"So, the questions is whether a secular critique to Islam or a "moderate muslim" approach is better. Better for what?"
I suspect this may be a false dichotomy. My guess would be that secular critiques would be most likely to force greater moderation in religion, which would in turn allow for bolder critiques. Of course, I would observe that (at least in my interpretation) the original article had a slightly different point to the one here construed; which was more about internal tensions in Western society than the question of 'reforming' Islamic states.

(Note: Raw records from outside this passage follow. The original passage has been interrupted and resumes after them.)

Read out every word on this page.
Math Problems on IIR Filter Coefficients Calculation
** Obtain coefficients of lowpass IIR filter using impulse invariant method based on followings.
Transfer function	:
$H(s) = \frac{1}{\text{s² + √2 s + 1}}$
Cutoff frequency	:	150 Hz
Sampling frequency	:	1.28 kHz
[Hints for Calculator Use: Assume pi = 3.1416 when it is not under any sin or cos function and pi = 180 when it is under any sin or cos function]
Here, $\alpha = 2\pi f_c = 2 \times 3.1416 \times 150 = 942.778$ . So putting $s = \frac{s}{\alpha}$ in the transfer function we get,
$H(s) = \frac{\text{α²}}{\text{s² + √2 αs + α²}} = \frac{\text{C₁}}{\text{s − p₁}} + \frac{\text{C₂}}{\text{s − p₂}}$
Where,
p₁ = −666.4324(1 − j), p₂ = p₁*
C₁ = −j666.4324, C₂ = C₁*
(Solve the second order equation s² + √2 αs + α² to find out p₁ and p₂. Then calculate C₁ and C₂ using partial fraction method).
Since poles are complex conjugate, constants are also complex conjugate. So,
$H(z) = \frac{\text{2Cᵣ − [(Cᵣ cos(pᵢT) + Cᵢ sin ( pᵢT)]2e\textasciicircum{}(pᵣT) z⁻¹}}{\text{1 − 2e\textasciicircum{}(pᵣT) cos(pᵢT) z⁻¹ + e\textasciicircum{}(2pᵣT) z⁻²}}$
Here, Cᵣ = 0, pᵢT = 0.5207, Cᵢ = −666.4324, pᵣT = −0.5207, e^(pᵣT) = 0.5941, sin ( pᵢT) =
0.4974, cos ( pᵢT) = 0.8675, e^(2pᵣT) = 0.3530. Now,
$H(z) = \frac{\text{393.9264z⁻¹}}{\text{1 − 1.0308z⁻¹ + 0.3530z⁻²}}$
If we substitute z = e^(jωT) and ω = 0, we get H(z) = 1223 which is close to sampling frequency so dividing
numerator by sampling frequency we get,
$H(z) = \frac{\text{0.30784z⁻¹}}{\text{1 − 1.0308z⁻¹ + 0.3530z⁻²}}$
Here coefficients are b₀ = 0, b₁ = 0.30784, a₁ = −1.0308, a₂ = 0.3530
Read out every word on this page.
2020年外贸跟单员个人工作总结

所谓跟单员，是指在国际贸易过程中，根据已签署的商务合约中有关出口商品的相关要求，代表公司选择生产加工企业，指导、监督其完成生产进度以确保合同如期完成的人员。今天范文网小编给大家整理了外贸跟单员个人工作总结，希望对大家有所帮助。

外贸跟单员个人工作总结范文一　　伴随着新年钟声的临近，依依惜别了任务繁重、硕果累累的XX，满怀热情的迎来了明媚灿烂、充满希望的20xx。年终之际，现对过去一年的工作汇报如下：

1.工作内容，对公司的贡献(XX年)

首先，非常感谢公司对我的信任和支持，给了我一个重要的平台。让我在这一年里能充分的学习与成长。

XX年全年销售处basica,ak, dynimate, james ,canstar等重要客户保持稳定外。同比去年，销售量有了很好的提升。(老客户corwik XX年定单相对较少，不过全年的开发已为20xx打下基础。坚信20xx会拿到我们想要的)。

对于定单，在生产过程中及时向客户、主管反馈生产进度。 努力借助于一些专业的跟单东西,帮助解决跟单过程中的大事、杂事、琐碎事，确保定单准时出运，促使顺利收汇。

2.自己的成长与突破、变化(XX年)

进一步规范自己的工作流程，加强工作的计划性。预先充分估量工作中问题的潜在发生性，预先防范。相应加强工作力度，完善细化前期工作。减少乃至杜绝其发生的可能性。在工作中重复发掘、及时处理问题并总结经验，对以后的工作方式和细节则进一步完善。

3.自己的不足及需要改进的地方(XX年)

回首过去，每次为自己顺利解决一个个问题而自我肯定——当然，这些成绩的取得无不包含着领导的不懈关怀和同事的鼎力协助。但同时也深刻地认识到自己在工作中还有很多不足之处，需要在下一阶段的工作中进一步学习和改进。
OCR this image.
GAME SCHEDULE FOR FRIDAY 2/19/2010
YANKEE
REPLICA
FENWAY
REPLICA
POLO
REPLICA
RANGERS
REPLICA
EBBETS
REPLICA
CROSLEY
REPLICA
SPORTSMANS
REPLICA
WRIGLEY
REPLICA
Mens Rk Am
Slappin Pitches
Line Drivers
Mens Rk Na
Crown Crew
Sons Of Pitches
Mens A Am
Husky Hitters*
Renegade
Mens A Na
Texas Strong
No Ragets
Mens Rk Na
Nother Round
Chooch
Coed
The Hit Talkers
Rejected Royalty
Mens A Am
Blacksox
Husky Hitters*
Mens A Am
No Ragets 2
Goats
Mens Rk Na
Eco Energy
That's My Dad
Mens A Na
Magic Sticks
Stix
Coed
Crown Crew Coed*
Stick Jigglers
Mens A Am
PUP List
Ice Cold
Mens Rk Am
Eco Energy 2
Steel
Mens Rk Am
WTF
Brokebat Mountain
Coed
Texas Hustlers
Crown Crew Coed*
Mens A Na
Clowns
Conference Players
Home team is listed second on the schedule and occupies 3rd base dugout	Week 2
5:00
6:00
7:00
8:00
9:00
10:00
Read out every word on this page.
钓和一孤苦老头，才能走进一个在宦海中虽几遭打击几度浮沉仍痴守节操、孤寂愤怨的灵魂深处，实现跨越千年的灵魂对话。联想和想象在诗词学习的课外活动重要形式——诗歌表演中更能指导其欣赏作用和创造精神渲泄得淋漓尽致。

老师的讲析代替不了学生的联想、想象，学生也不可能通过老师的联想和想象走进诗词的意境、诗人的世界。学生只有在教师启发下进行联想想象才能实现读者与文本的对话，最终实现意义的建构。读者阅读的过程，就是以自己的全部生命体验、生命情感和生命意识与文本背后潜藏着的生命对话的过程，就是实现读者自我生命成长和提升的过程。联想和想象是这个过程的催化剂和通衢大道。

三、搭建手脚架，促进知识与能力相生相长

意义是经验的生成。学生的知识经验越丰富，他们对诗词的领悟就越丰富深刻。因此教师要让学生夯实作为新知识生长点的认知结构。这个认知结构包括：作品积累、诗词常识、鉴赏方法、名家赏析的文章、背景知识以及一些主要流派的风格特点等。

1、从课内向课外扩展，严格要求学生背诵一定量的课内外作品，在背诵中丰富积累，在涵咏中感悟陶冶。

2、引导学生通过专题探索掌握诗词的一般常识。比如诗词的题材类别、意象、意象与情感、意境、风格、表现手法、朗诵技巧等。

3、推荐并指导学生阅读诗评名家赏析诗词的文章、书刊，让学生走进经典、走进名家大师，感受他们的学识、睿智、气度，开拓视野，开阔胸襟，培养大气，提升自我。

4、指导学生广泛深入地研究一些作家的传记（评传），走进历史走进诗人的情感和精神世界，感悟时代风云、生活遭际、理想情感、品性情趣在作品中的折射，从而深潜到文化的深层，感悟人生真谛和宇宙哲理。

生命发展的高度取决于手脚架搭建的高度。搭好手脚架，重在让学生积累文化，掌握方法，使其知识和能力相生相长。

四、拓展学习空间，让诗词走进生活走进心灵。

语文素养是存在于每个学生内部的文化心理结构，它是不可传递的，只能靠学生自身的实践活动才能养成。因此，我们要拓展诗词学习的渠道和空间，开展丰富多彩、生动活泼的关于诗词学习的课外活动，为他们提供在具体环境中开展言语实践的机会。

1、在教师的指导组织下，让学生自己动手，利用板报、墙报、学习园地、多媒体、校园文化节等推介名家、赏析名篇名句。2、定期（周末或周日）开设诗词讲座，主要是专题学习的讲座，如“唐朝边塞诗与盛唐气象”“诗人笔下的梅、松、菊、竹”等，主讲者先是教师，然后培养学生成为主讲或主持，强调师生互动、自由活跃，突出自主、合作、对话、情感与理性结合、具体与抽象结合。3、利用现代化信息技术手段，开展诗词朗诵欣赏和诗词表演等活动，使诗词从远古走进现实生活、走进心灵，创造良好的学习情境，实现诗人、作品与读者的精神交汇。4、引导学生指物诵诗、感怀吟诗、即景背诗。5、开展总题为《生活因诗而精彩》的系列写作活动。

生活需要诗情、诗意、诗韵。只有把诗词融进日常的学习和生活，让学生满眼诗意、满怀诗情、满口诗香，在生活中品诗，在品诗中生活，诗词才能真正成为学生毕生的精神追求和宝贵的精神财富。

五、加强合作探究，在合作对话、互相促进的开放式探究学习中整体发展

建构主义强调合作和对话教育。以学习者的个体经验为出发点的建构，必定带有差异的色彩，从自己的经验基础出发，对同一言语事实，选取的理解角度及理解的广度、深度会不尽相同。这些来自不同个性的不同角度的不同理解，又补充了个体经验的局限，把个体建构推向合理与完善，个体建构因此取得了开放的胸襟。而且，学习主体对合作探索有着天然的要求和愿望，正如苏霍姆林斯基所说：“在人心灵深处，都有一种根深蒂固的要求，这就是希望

Of course, regarding Islamic moderation, I am somewhat biased; since I have long maintained that if I were to be religious at all I would have to be a fundamentalist. I've never quite seen the point of religious moderation; if one is to believe, it seems a somewhat ridiculous exercise to select what you want to believe from a supposedly holy book, accepting some doctrines and not others. At least fundamentalists are consistent.
The practical chances of a particular approach also depend on factors such as the cultural nature of religion. It is not enough to convince some persons through rational discussion, because such beliefs are intertwined with their way of life. However, the existence of various breeds of "moderate muslims" (as well as the whole history of the emergence of various christian dogmas) should be an indication that life changes people and societies, whatever the holy books say. Such things have happened to our own cultures in the past.
"A "moderate muslim" approach seems somehow lame when coming from Blair or from someone whom the muslim people have demonized, but I think it is perfectly valid when coming from inside a muslim society. The same is true of a secular approach coming from inside a muslim society and not from its "enemies"."
I had a conversation with an Iranian on this list a long while ago who very strongly believed that to be the case; not adopting western norms but adapting them within a different cultural context.
"Finally, there is the issue of distribution of power and wealth in an Islamic state, which is deeply conservative."
One of the advantages of a democratic approach is that it does allow for a non-violent manner of deposing deeply unpopular governments; since this does not exist in most of the Islamic world the only medium for change is often a violent one (in spite of Joe's comments on Iran, the conservatives still maintain the status quo even without popular mandate). Bear in mind that Islam is also a social system which lacks any state/church division; in other words, social organisation is not supposed to change and evolve, it is supposed to be immutable and fixed.